Elizabeth Warren calls for change as she makes 2020 presidential bid official

Elizabeth Warren Credit: AP

Democratic senator Elizabeth Warren has made her bid for the US presidency official, during a 44-minute speech in sub-zero temperatures.

Speaking in Lawrence, Massachusetts, Ms Warren grounded her 2020 campaign in a populist call to fight economic inequality and build “an America that works for everyone”.

Ms Warren delivered a sharp call for change, and decried a “middle-class squeeze” that has left “too little accountability for the rich, too little opportunity for everyone else”.

She and her backers hope that message can distinguish her in a crowded Democratic field and help her move past the controversy surrounding her past claims to Native American heritage.

She has been forced to apologise for claiming on several occasions in her early political career that she was of Native American descent.

Those claims led her to be criticised by the current president, Donald Trump, who has referred to her as "Pocahontas".

Despite their sparring history Ms Warren avoided taking direct jabs at President Trump - instead weaving specific policy prescriptions, such as the elimination of Washington "lobbying as we know it", into her remarks.

She aimed for a broader institutional shift, urging supporters to choose "a government that makes different choices, choices that reflect our values".

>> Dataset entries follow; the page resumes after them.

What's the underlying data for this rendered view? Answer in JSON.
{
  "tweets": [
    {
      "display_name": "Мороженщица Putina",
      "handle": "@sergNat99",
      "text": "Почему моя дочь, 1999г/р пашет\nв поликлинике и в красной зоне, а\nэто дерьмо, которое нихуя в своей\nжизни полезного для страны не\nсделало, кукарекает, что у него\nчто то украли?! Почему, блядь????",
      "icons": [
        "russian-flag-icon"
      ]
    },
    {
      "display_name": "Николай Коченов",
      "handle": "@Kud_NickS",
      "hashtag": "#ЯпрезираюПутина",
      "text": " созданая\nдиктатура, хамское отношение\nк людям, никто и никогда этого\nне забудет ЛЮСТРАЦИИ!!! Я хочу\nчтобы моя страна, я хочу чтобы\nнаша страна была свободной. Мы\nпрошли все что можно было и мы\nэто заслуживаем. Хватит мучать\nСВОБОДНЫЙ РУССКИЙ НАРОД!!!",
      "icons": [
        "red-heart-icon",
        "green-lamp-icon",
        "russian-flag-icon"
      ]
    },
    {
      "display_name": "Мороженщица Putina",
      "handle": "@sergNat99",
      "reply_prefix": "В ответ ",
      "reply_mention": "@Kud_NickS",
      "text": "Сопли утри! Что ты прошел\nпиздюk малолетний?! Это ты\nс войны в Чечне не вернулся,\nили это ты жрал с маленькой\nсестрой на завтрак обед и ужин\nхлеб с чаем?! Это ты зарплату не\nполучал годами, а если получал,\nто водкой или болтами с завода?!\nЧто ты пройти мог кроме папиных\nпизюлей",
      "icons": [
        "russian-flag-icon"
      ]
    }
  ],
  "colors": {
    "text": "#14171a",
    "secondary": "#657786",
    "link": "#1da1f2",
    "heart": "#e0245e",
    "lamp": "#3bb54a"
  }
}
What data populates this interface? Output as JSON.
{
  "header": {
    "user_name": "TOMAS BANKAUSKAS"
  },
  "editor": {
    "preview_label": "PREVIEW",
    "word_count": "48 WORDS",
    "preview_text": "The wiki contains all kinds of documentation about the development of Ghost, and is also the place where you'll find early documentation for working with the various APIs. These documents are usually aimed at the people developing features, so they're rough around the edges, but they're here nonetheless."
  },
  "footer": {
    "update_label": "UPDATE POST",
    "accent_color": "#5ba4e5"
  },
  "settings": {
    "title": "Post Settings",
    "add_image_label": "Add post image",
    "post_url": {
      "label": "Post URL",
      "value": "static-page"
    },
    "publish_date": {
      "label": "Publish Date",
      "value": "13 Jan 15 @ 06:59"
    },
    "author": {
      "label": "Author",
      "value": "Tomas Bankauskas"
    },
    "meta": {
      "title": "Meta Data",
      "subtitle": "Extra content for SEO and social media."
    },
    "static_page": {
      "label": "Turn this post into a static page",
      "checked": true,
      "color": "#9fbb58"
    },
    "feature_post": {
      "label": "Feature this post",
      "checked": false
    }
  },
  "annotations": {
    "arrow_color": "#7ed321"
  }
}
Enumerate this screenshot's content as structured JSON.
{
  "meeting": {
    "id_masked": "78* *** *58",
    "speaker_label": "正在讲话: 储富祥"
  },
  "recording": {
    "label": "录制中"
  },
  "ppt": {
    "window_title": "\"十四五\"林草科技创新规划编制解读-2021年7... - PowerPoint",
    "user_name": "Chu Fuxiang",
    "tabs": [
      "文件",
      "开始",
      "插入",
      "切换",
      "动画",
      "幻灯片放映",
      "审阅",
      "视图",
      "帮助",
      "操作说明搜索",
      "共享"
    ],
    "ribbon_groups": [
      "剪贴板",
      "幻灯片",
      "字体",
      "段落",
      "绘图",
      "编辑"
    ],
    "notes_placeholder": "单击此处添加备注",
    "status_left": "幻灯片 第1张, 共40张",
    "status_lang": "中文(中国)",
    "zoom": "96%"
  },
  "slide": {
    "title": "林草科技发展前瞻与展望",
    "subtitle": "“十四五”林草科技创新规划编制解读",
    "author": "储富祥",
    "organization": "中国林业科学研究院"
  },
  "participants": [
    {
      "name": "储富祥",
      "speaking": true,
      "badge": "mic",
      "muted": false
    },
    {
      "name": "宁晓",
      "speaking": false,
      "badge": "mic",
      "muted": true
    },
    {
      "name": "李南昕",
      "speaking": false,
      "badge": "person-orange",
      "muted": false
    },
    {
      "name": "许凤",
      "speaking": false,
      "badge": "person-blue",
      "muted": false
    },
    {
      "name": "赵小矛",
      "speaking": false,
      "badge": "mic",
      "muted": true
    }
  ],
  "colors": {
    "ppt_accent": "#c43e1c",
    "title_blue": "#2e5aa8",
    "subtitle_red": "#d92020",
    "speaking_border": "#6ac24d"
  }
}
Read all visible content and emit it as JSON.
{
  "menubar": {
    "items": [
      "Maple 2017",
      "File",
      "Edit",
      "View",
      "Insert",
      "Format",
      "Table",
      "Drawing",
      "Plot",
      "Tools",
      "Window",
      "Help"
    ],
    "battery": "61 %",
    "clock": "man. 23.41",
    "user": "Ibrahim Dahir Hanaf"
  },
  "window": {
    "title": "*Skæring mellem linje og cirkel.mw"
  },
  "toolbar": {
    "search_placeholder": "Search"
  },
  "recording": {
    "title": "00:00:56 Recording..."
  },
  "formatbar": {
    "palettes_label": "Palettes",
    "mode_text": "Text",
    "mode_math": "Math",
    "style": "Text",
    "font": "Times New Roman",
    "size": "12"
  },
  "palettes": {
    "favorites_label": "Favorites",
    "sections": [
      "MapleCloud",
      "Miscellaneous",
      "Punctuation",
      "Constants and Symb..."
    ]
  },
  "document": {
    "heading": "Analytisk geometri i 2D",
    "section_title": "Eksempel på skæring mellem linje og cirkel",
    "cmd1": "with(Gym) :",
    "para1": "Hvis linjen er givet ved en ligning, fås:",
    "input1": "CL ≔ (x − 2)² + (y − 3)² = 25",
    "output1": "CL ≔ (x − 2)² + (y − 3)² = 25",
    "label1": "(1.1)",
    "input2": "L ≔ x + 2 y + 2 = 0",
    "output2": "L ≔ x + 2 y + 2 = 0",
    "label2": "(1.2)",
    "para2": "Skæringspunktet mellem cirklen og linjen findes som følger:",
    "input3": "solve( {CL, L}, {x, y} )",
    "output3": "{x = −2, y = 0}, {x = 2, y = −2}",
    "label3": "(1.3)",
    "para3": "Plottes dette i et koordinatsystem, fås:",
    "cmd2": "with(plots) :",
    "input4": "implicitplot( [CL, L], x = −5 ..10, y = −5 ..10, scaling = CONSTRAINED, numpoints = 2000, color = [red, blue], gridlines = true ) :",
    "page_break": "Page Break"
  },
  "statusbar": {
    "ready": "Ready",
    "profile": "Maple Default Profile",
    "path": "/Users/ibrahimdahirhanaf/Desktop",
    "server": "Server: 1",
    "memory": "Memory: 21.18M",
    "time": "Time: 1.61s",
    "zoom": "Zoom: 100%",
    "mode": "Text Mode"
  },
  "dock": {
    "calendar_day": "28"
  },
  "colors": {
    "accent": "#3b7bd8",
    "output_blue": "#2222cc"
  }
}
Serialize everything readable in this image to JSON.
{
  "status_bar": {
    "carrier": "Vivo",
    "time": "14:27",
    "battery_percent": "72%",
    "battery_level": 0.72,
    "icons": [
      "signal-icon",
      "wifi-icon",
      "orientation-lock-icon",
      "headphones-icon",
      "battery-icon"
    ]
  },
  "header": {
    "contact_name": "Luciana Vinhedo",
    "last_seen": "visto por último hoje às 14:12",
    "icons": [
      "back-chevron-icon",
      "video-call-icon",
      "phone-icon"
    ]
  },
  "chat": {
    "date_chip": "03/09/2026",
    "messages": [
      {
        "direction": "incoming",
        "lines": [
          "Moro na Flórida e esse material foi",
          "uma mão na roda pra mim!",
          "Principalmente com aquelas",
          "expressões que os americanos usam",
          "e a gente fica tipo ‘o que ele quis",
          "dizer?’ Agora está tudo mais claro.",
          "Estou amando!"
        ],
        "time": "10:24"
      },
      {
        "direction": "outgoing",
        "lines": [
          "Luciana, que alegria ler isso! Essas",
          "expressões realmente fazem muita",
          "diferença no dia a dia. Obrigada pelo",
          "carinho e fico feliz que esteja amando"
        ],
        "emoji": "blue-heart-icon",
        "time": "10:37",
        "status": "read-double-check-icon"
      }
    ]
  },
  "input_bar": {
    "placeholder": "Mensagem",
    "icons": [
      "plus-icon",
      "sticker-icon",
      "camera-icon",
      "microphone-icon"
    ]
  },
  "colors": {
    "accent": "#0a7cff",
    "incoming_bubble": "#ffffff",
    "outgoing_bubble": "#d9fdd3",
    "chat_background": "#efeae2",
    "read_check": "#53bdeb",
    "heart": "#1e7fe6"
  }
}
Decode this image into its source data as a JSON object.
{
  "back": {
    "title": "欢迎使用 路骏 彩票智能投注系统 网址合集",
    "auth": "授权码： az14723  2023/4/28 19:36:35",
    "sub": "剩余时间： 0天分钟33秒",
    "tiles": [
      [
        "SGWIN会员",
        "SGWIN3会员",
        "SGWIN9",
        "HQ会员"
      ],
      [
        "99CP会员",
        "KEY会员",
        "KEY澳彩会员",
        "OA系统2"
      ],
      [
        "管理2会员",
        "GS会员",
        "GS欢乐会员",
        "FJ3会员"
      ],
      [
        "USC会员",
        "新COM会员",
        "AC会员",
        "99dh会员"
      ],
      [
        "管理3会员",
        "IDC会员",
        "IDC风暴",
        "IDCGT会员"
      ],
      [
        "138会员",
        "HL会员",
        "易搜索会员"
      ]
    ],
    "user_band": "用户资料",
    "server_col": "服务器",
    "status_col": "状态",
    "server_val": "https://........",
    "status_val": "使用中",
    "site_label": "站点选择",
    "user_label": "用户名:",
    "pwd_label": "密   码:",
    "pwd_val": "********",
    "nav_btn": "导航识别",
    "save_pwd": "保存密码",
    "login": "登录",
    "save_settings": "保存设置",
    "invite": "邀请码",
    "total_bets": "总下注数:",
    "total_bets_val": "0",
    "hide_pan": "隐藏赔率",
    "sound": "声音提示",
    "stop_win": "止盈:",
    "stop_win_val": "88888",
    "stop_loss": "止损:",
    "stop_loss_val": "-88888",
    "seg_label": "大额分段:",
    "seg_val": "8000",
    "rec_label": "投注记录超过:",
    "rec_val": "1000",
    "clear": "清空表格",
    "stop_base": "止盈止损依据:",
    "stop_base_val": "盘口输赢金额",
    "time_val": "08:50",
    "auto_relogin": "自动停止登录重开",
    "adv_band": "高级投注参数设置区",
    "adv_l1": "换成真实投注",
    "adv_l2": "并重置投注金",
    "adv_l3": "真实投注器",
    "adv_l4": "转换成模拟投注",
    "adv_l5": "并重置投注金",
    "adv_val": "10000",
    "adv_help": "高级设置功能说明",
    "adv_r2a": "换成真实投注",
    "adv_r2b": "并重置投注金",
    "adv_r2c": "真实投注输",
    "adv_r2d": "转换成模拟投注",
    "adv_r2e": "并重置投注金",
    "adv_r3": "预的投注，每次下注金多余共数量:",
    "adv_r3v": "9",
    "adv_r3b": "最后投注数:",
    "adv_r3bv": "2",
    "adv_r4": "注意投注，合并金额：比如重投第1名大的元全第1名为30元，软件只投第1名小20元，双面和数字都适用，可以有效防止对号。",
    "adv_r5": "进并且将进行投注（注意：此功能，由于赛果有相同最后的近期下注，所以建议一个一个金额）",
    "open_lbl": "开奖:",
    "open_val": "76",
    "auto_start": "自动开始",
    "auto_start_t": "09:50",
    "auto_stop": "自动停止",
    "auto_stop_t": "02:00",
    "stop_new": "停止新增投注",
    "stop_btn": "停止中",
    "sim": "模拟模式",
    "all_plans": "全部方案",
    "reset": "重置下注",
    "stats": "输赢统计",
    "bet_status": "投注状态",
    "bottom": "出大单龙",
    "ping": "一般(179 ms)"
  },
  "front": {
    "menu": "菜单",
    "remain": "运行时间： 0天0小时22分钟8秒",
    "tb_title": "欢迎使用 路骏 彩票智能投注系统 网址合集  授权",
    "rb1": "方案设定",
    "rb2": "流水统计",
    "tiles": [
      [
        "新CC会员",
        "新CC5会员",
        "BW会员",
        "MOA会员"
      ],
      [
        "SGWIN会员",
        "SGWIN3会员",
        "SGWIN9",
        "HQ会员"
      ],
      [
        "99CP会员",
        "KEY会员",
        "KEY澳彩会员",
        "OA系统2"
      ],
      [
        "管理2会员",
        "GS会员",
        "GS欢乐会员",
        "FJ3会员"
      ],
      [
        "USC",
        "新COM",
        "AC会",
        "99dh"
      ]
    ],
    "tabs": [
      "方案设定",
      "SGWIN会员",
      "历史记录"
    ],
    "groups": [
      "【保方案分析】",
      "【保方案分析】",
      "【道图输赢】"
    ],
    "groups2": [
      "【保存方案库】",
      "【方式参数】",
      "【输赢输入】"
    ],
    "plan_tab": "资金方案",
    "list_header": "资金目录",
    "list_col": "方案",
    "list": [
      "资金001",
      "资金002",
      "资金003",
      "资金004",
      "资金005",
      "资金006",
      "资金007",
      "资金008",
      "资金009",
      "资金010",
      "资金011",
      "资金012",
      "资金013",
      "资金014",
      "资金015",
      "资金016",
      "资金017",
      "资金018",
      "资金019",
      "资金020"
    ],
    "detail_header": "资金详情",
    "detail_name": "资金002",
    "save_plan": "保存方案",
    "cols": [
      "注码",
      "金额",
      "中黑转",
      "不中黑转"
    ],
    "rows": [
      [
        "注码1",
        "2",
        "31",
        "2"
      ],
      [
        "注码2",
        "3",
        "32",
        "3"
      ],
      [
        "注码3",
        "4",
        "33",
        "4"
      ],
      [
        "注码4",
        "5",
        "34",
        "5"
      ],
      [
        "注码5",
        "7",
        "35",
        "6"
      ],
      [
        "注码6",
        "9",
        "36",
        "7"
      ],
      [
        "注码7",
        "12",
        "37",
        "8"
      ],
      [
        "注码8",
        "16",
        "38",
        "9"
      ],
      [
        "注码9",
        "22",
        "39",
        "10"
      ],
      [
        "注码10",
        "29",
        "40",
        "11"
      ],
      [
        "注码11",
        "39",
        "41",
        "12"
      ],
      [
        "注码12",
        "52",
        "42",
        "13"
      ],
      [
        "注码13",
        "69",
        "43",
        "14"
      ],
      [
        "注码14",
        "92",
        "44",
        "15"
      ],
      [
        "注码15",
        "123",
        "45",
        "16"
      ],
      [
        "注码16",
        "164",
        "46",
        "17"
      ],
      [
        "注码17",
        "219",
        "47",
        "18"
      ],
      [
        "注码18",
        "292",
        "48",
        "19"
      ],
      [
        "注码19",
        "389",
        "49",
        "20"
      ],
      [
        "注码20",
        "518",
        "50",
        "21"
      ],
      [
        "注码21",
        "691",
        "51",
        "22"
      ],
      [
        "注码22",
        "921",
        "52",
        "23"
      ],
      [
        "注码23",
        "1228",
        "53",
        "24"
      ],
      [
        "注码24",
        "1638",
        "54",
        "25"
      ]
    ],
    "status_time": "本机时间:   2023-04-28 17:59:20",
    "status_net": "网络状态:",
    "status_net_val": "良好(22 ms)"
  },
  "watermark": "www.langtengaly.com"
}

Ms Warren announced her campaign in her home state of Massachusetts at a mill site where largely immigrant factory workers went on strike about 100 years ago, a fitting forum for the longtime consumer advocate to advance her platform.

She was scheduled to travel later in the day to New Hampshire, home of the nation’s first primary, where Ms Warren could have an advantage as a neighbouring-state resident with high name recognition.

Ms Warren intends to spend Sunday in Iowa, where the lead-off caucuses will be the first test of candidates’ viability.

She was the first high-profile Democrat to signal interest in running for the White House, forming an exploratory committee on New Year’s Eve.